Geometry models of porous media based on Voronoi tessellations and their porosity–permeability relations

In this paper, we present methods that directly model the random structure of porous media using Voronoi tessellations. Three basic structures were generated and they correspond to porous medium geometries with intersecting fractures (granular), interconnected tubes (tubular), and fibers (fibrous). Fluid flow through these models was solved by a massively parallelized lattice Boltzmann code. We established the porosity–permeability relations for these basic geometry models. It is found that, for granular and tubular geometries, the specific surface area is a critical structural parameter that can bring their porosity–permeability relations together under a unified Kozeny–Carman equation.

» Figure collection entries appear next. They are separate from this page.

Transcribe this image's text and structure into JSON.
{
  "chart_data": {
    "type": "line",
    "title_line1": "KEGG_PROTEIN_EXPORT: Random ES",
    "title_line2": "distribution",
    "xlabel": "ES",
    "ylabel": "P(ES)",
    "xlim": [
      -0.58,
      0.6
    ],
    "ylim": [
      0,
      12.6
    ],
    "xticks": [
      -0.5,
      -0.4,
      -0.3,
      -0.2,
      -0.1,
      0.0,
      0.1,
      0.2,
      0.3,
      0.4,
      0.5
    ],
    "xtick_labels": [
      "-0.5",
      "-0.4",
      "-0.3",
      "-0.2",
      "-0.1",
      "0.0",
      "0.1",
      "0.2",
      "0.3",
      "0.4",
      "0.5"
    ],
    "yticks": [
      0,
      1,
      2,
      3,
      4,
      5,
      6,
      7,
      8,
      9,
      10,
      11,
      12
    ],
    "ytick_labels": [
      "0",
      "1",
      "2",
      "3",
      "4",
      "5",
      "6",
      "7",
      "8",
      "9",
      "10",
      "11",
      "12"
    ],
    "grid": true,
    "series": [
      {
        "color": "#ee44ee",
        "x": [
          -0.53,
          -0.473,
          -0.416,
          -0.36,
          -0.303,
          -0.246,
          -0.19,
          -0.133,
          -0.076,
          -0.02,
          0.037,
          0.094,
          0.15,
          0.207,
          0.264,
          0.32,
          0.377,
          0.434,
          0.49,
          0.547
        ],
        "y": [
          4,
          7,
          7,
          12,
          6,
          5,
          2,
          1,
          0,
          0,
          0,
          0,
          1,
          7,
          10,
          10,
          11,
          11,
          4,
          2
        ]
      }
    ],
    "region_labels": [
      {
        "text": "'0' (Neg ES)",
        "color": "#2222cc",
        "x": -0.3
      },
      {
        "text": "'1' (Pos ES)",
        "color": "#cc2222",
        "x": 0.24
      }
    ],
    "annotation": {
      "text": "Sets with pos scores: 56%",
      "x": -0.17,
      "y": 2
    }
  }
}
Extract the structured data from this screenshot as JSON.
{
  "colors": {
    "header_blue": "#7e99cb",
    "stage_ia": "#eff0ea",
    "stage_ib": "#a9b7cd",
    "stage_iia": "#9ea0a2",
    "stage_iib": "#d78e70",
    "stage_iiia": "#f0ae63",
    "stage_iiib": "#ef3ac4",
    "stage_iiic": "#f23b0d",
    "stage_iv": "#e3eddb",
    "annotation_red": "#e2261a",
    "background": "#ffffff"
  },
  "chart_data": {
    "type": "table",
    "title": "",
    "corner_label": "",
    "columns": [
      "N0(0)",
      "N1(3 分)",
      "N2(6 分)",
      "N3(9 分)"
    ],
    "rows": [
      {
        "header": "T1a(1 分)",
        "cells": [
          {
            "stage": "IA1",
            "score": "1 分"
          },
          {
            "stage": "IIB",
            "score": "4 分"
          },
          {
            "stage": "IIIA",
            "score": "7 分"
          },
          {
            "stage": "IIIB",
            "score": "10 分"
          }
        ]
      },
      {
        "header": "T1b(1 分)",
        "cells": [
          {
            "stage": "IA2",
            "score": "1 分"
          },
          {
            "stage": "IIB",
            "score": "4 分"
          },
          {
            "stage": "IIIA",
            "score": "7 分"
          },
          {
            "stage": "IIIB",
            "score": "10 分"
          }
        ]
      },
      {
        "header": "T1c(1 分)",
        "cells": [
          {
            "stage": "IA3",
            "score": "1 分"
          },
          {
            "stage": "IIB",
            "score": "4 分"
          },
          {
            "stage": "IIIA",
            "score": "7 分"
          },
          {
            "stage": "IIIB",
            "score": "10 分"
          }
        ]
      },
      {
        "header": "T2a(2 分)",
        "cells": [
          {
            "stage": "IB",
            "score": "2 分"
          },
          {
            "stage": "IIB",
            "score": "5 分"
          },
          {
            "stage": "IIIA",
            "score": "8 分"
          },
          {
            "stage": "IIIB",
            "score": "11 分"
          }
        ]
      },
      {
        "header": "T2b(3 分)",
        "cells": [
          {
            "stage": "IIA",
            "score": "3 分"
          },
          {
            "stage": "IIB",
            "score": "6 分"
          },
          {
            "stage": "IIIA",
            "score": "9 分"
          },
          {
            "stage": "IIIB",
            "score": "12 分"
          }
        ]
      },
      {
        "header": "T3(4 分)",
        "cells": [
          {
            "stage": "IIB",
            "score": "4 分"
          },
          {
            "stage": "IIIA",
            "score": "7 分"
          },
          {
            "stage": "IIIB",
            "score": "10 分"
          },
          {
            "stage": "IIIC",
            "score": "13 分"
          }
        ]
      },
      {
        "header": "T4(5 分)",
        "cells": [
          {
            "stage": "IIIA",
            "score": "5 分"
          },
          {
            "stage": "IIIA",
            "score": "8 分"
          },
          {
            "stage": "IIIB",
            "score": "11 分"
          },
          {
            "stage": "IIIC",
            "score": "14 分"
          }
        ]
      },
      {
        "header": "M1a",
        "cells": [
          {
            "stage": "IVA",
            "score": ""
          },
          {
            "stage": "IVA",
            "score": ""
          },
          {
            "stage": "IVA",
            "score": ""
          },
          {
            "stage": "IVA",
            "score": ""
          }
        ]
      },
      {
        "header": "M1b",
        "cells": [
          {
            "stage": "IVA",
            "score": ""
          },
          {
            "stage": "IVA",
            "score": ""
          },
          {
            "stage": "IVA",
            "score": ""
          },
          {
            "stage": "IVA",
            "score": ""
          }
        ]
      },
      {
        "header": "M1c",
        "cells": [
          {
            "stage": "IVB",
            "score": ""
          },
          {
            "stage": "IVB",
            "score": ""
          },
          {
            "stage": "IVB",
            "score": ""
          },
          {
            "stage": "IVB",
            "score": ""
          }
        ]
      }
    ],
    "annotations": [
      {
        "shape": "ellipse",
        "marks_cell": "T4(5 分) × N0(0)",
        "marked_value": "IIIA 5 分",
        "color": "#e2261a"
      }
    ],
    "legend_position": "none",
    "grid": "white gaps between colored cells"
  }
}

A connected fracture network, superimposed on the basic Voronoi structure, increases the dimensionless permeability relative to the Kozeny–Carman equation; isolated large pores (vugs), on the other hand, decreases the dimensionless permeability relative to the Kozeny–Carman equation. The Kozeny–Carman equation, however, cannot distinguish a heterogeneous structure with an embedded partially penetrating fracture. The porosity–permeability relation for fibrous geometries in general agrees with those established for simple-cubic, body-centered cubic, and face-centered cubic models. In the dilute limit, however, the dependence on the solid fraction is weaker in Voronoi geometries, indicating weaker hydrodynamic interactions among randomly interconnected fibers than those in the idealized models.